Welcome to the DeepSpeech project! We are excited to see your interest, and appreciate your support!
This repository is governed by Mozilla's code of conduct and etiquette guidelines. For more details, please read the Mozilla Community Participation Guidelines.
Here's some guidelines on how to make a good PR to DeepSpeech.
You've found a bug and you were able to squash it! Great job! Please write a short but clear commit message describing the bug, and how you fixed it. This makes review much easier. Also, please name your branch something related to the bug-fix.
If you're just making updates or changes to the documentation, there's no need to run all of DeepSpeech's tests for Continuous Integration (i.e. Taskcluster tests). In this case, at the end of your short but clear commit message, you should add X-DeepSpeech: NOBUILD. This will trigger the CI tests to skip your PR, saving both time and compute.
You've made some core changes to DeepSpeech, and you would like to share them back with the community -- great! First things first: if you're planning to add a feature (not just fix a bug or docs) let the DeepSpeech team know ahead of time and get some feedback early. A quick check-in with the team can save time during code-review, and also ensure that your new feature fits into the project.
The DeepSpeech codebase is made of many connected parts. There is Python code for training DeepSpeech, core C++ code for running inference on trained models, and multiple language bindings to the C++ core so you can use DeepSpeech in your favorite language.
Whenever you add a new feature to DeepSpeech and what to contribute that feature back to the project, here are some things to keep in mind:
Generally, a code owner will be notified of your pull request and will either review it or ask some other code owner for their review. If you'd like to proactively request review as you open the PR, see the the CODE_OWNERS.rst file which describes who's an appropriate reviewer depending on which parts of the code you're changing.
Before making a Pull Request for Python code changes, check your changes for basic mistakes and style problems by using a linter. We have cardboardlinter setup in this repository, so for example, if you've made some changes and would like to run the linter on just the changed code, you can use the follow command:
pip install pylint cardboardlint
cardboardlinter --refspec master
This will compare the code against master and run the linter on all the changes. We plan to introduce more linter checks (e.g. for C++) in the future.

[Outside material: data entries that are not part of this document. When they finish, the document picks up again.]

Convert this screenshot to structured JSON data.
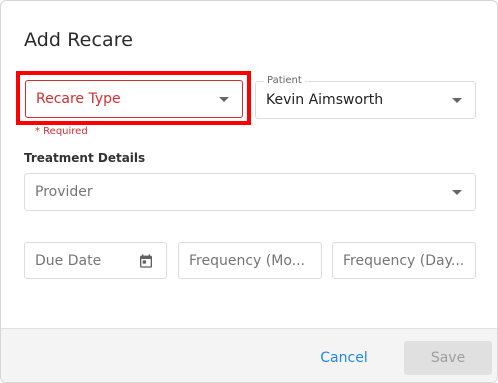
{
  "dialog": {
    "title": "Add Recare"
  },
  "recare_type": {
    "placeholder": "Recare Type",
    "required_text": "* Required"
  },
  "patient": {
    "label": "Patient",
    "value": "Kevin Aimsworth"
  },
  "treatment": {
    "section_label": "Treatment Details",
    "provider_placeholder": "Provider",
    "due_date_placeholder": "Due Date",
    "frequency_months_placeholder": "Frequency (Mo...",
    "frequency_days_placeholder": "Frequency (Day..."
  },
  "footer": {
    "cancel_label": "Cancel",
    "save_label": "Save"
  },
  "colors": {
    "error": "#d32f2f",
    "highlight": "#ff0000",
    "link": "#1e88e5"
  },
  "icons": {
    "dropdown": "chevron-down-icon",
    "calendar": "calendar-icon"
  }
}
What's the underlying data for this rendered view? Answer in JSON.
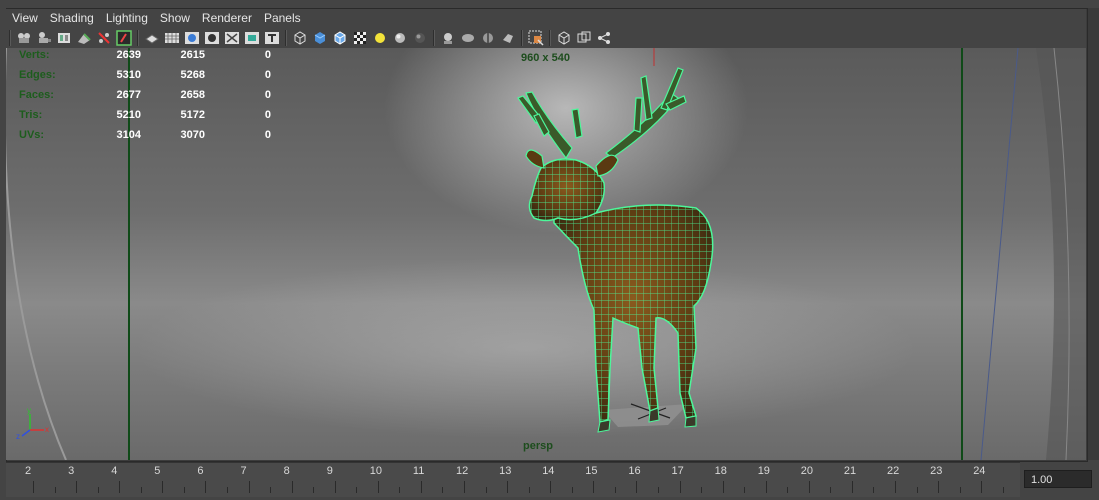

To run it automatically as a git pre-commit hook, do the following:
cat <<\EOF > .git/hooks/pre-commit
#!/bin/bash
if [ ! -x "$(command -v cardboardlinter)" ]; then
exit 0
fi
# First, stash index and work dir, keeping only the
# to-be-committed changes in the working directory.
echo "Stashing working tree changes..." 1>&2
old_stash=$(git rev-parse -q --verify refs/stash)

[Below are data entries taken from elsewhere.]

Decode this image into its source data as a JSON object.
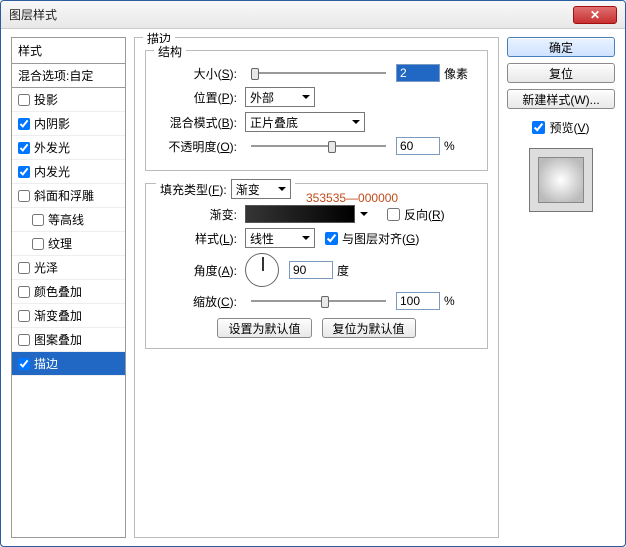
{
  "window": {
    "title": "图层样式"
  },
  "styles": {
    "header": "样式",
    "blend_row": "混合选项:自定",
    "items": [
      {
        "label": "投影",
        "checked": false,
        "indent": false
      },
      {
        "label": "内阴影",
        "checked": true,
        "indent": false
      },
      {
        "label": "外发光",
        "checked": true,
        "indent": false
      },
      {
        "label": "内发光",
        "checked": true,
        "indent": false
      },
      {
        "label": "斜面和浮雕",
        "checked": false,
        "indent": false
      },
      {
        "label": "等高线",
        "checked": false,
        "indent": true
      },
      {
        "label": "纹理",
        "checked": false,
        "indent": true
      },
      {
        "label": "光泽",
        "checked": false,
        "indent": false
      },
      {
        "label": "颜色叠加",
        "checked": false,
        "indent": false
      },
      {
        "label": "渐变叠加",
        "checked": false,
        "indent": false
      },
      {
        "label": "图案叠加",
        "checked": false,
        "indent": false
      },
      {
        "label": "描边",
        "checked": true,
        "indent": false,
        "selected": true
      }
    ]
  },
  "stroke": {
    "title": "描边",
    "structure": {
      "title": "结构",
      "size_label": "大小(S):",
      "size_value": "2",
      "size_unit": "像素",
      "position_label": "位置(P):",
      "position_value": "外部",
      "blendmode_label": "混合模式(B):",
      "blendmode_value": "正片叠底",
      "opacity_label": "不透明度(O):",
      "opacity_value": "60",
      "opacity_unit": "%"
    },
    "fill": {
      "type_label": "填充类型(F):",
      "type_value": "渐变",
      "grad_label": "渐变:",
      "annotation": "353535—000000",
      "reverse_label": "反向(R)",
      "reverse_checked": false,
      "style_label": "样式(L):",
      "style_value": "线性",
      "align_label": "与图层对齐(G)",
      "align_checked": true,
      "angle_label": "角度(A):",
      "angle_value": "90",
      "angle_unit": "度",
      "scale_label": "缩放(C):",
      "scale_value": "100",
      "scale_unit": "%"
    },
    "buttons": {
      "make_default": "设置为默认值",
      "reset_default": "复位为默认值"
    }
  },
  "right": {
    "ok": "确定",
    "cancel": "复位",
    "new_style": "新建样式(W)...",
    "preview_label": "预览(V)",
    "preview_checked": true
  }
}
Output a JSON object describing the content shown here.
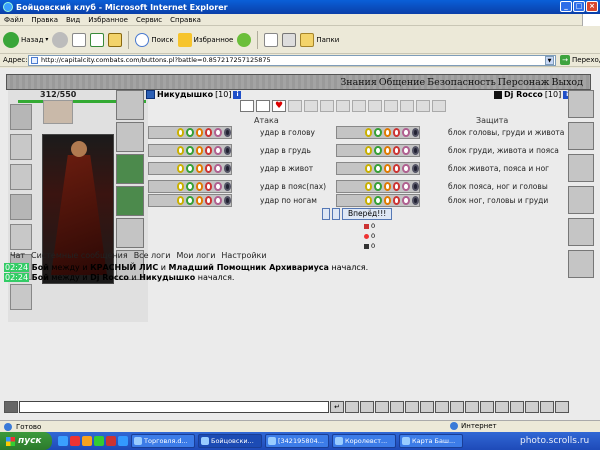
{
  "window": {
    "title": "Бойцовский клуб - Microsoft Internet Explorer"
  },
  "menu": [
    "Файл",
    "Правка",
    "Вид",
    "Избранное",
    "Сервис",
    "Справка"
  ],
  "toolbar": {
    "back": "Назад",
    "search": "Поиск",
    "favorites": "Избранное",
    "folders": "Папки"
  },
  "address": {
    "label": "Адрес:",
    "url": "http://capitalcity.combats.com/buttons.pl?battle=0.857217257125875",
    "go": "Переход"
  },
  "topmenu": [
    "Знания",
    "Общение",
    "Безопасность",
    "Персонаж",
    "Выход"
  ],
  "player": {
    "hp": "312/550",
    "name": "Никудышко",
    "level": "[10]"
  },
  "opponent": {
    "name": "Dj Rocco",
    "level": "[10]"
  },
  "fight": {
    "attack_title": "Атака",
    "defense_title": "Защита",
    "attack": [
      "удар в голову",
      "удар в грудь",
      "удар в живот",
      "удар в пояс(пах)",
      "удар по ногам"
    ],
    "defense": [
      "блок головы, груди и живота",
      "блок груди, живота и пояса",
      "блок живота, пояса и ног",
      "блок пояса, ног и головы",
      "блок ног, головы и груди"
    ],
    "forward": "Вперёд!!!",
    "counters": [
      "0",
      "0",
      "0"
    ]
  },
  "log_tabs": [
    "Чат",
    "Системные сообщения",
    "Все логи",
    "Мои логи",
    "Настройки"
  ],
  "log": [
    {
      "time": "02:24",
      "pre": "Бой",
      "t1": " между и ",
      "a": "КРАСНЫЙ ЛИС",
      "t2": " и ",
      "b": "Младший Помощник Архивариуса",
      "t3": " начался."
    },
    {
      "time": "02:24",
      "pre": "Бой",
      "t1": " между и ",
      "a": "Dj Rocco",
      "t2": " и ",
      "b": "Никудышко",
      "t3": " начался."
    }
  ],
  "status": {
    "left": "Готово",
    "zone": "Интернет"
  },
  "taskbar": {
    "start": "пуск",
    "tasks": [
      "Торговля.d...",
      "Бойцовски...",
      "[342195804...",
      "Королевст...",
      "Карта Баш..."
    ]
  },
  "watermark": "photo.scrolls.ru",
  "colors": {
    "xp_blue": "#0a4fd0",
    "time_green": "#33cc66",
    "start_green": "#3c9a3c"
  }
}
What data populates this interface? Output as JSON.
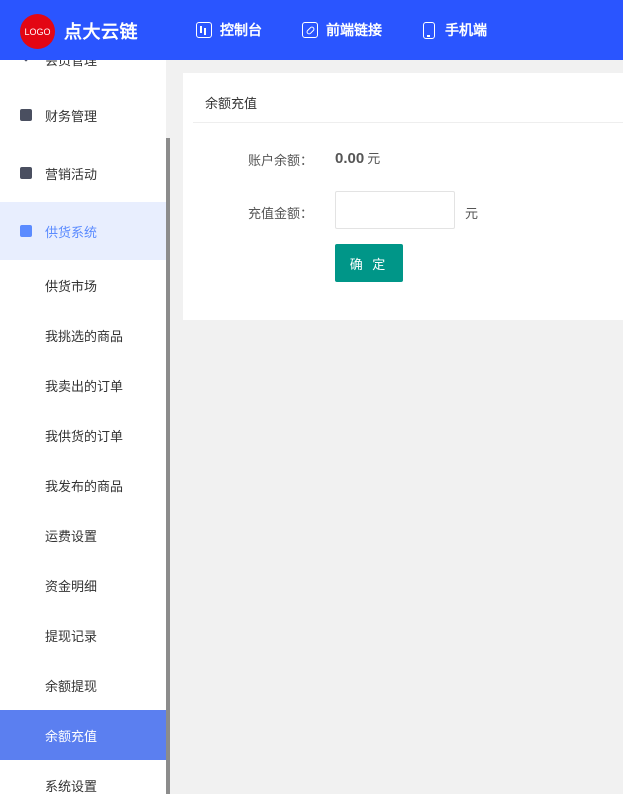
{
  "brand": {
    "logo_text": "LOGO",
    "name": "点大云链"
  },
  "topnav": [
    {
      "label": "控制台",
      "icon": "dashboard-icon"
    },
    {
      "label": "前端链接",
      "icon": "link-icon"
    },
    {
      "label": "手机端",
      "icon": "mobile-icon"
    }
  ],
  "sidebar": {
    "partial_top": "会员管理",
    "parents": [
      {
        "label": "财务管理",
        "icon": "finance-icon"
      },
      {
        "label": "营销活动",
        "icon": "marketing-icon"
      },
      {
        "label": "供货系统",
        "icon": "supply-truck-icon",
        "active": true
      }
    ],
    "subitems": [
      "供货市场",
      "我挑选的商品",
      "我卖出的订单",
      "我供货的订单",
      "我发布的商品",
      "运费设置",
      "资金明细",
      "提现记录",
      "余额提现",
      "余额充值",
      "系统设置"
    ],
    "selected_subitem": "余额充值"
  },
  "card": {
    "title": "余额充值",
    "balance_label": "账户余额：",
    "balance_value": "0.00",
    "balance_unit": "元",
    "amount_label": "充值金额：",
    "amount_value": "",
    "amount_unit": "元",
    "confirm_label": "确 定"
  },
  "colors": {
    "topbar": "#2a55ff",
    "active_menu_bg": "#e8eefe",
    "selected_menu_bg": "#5b7ff0",
    "confirm_button": "#009688"
  }
}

git stash save -q --keep-index
new_stash=$(git rev-parse -q --verify refs/stash)
# If there were no changes (e.g., `--amend` or `--allow-empty`)
# then nothing was stashed, and we should skip everything,
# including the tests themselves. (Presumably the tests passed
# on the previous commit, so there is no need to re-run them.)
if [ "$old_stash" = "$new_stash" ]; then
echo "No changes, skipping lint." 1>&2
exit 0
fi
# Run tests
cardboardlinter --refspec HEAD -n auto
status=$?
# Restore changes
echo "Restoring working tree changes..." 1>&2
git reset --hard -q && git stash apply --index -q && git stash drop -q
# Exit with status from test-run: nonzero prevents commit
exit $status
EOF
chmod +x .git/hooks/pre-commit
This will run the linters on just the changes made in your commit.